Tento me policiar no sentido de substituir a alcunha de literal, via de regra usada de maneira ou humilde ou aviltante, já que se situa no exato oposto da tradução dita artística; substituí-la ou no mínimo pô-la ao lado de uma outra que dividiria as traduções em autossuficientes ou não, entendendo, por autossuficientes, as que ficam de pé sozinhas e bem ou mal respondem por suas escolhas, sabendo que estas levam a perdas, a imprecisões, a desvios e a tudo o que fecunda as diferenças e deslumbres que as traduções suscitam nas culturas.
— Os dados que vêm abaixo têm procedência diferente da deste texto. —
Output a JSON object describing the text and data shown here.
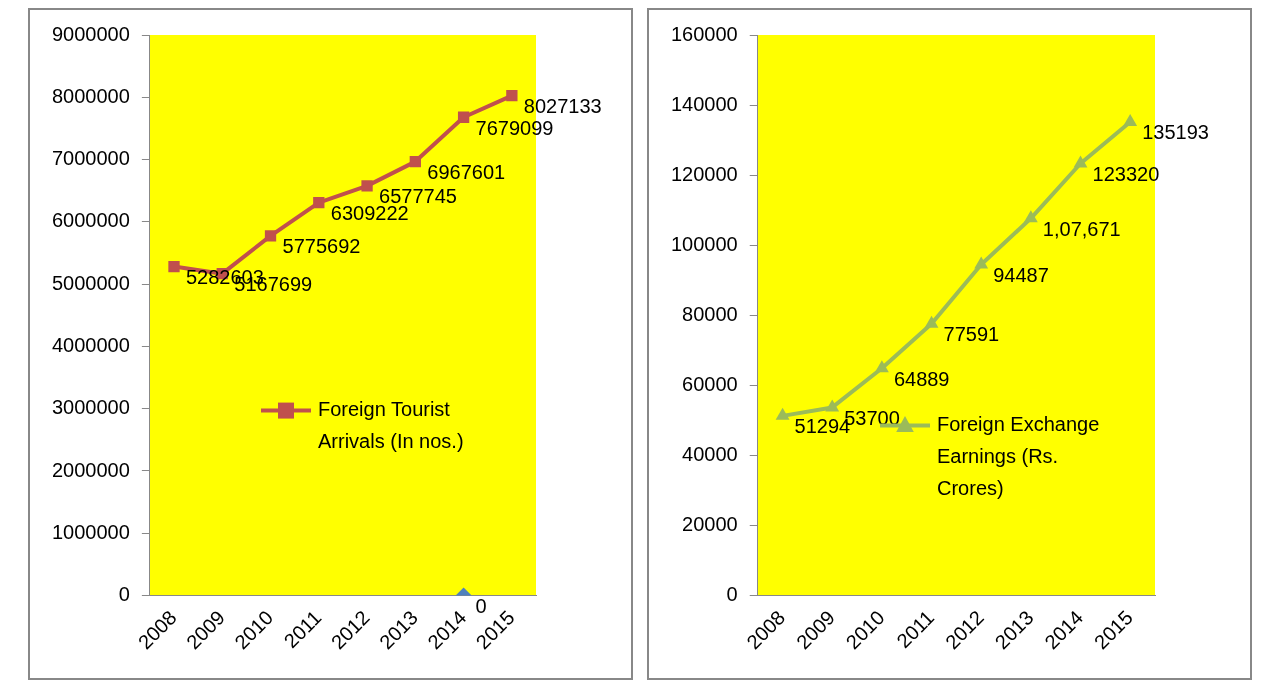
{
  "chart_data": [
    {
      "type": "line",
      "categories": [
        "2008",
        "2009",
        "2010",
        "2011",
        "2012",
        "2013",
        "2014",
        "2015"
      ],
      "series": [
        {
          "name": "Foreign Tourist Arrivals (In nos.)",
          "color": "#c0504d",
          "values": [
            5282603,
            5167699,
            5775692,
            6309222,
            6577745,
            6967601,
            7679099,
            8027133
          ]
        },
        {
          "type": "scatter",
          "color": "#4f81bd",
          "marker": "diamond",
          "values": [
            null,
            null,
            null,
            null,
            null,
            null,
            0,
            null
          ]
        }
      ],
      "ylim": [
        0,
        9000000
      ],
      "yticks": [
        0,
        1000000,
        2000000,
        3000000,
        4000000,
        5000000,
        6000000,
        7000000,
        8000000,
        9000000
      ],
      "grid": false,
      "legend": "right",
      "marker": "square",
      "data_labels": true
    },
    {
      "type": "line",
      "categories": [
        "2008",
        "2009",
        "2010",
        "2011",
        "2012",
        "2013",
        "2014",
        "2015"
      ],
      "series": [
        {
          "name": "Foreign Exchange Earnings (Rs. Crores)",
          "color": "#9bbb59",
          "values": [
            51294,
            53700,
            64889,
            77591,
            94487,
            107671,
            123320,
            135193
          ],
          "value_labels": [
            "51294",
            "53700",
            "64889",
            "77591",
            "94487",
            "1,07,671",
            "123320",
            "135193"
          ]
        }
      ],
      "ylim": [
        0,
        160000
      ],
      "yticks": [
        0,
        20000,
        40000,
        60000,
        80000,
        100000,
        120000,
        140000,
        160000
      ],
      "grid": false,
      "legend": "bottom right",
      "marker": "triangle"
    }
  ]
}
Então se em vez de me escudar por trás de uma interpretação arrazoada daquele original, usando a tradução como uma espécie de ferramenta didática ou estágio provisório de compreensão, a tradução dita autossuficiente não conta com um instrumento assim, uma vez que ela precisa se fazer passar pelo original na cultura de chegada, ou seja, ela precisa se sustentar por conta própria ainda quando a benevolente editora faz a boa ação de conceder algumas resmas de papel para que o tradutor abra um pouquinho a caixa-preta aos leitores.

Consequência dessa divisão é que embora o feitio dos dois tipos de tradução sejam distintos, haja vista que a tradução que pretende ficar em pé sozinha acaba fazendo escolhas de maneira sensivelmente distinta daqueloutra que por exemplo incrusta a tradução no corpo de uma dissertação de mestrado, tornando-a, como eu disse, estágio de compreensão, etapa ou forma de análise do original e não um texto a ser lido e apreciado por si só; embora seus feitios sejam distintos, nada impede que mesmo uma tradução não-autossuficiente possa chegar a resultados muito perspicazes.

Dividir, portanto, tradução em literal ou não, às vezes de maneira caricata ao se reportar à fôrma do original ou, pior ainda, ao ser ela poética ou não para nosso gosto, o que em última instância quer dizer se afaga ou não os ouvidos do resenhista; tudo isso, todos esses cacoetes odiáveis que eu mesmo já pratiquei e de que já me orgulhei muito, têm se tornado intragáveis nos últimos tempos. Penso que nos estudos clássicos conseguimos encontrar lições admiráveis a respeito do assunto, isto é, de como mesmo traduções não-autossuficientes podem fornecer momentos extremamente reveladores de leitura do original, aquilo que, em última instância, é o que esperamos de toda boa leitura e toda boa tradução de um texto. De um modo geral penso, ou, até para ser mais exato, gosto de fantasiar que os estudos clássicos são uma área bem diferente da imagem caricata que fazemos deles, como um terreno propício para reacionários que obrigatoriamente manuseiam e traduzem poemas antigos à maneira de quem enfaixa uma múmia. Bem pelo contrário, é comum encontrarmos propostas de tradução bem diversas coexistindo entre si quando o assunto é literatura antiga; quem, por exemplo, quiser ler o Édipo Rei encontrará disponíveis no mercado traduções tão distintas como as de Mário de Gama Khury, Trajano Vieira, Leonardo Antunes e Lilian Sais, indo do verso regular até o de matriz experimental, da recriação rítmica até o verso livre.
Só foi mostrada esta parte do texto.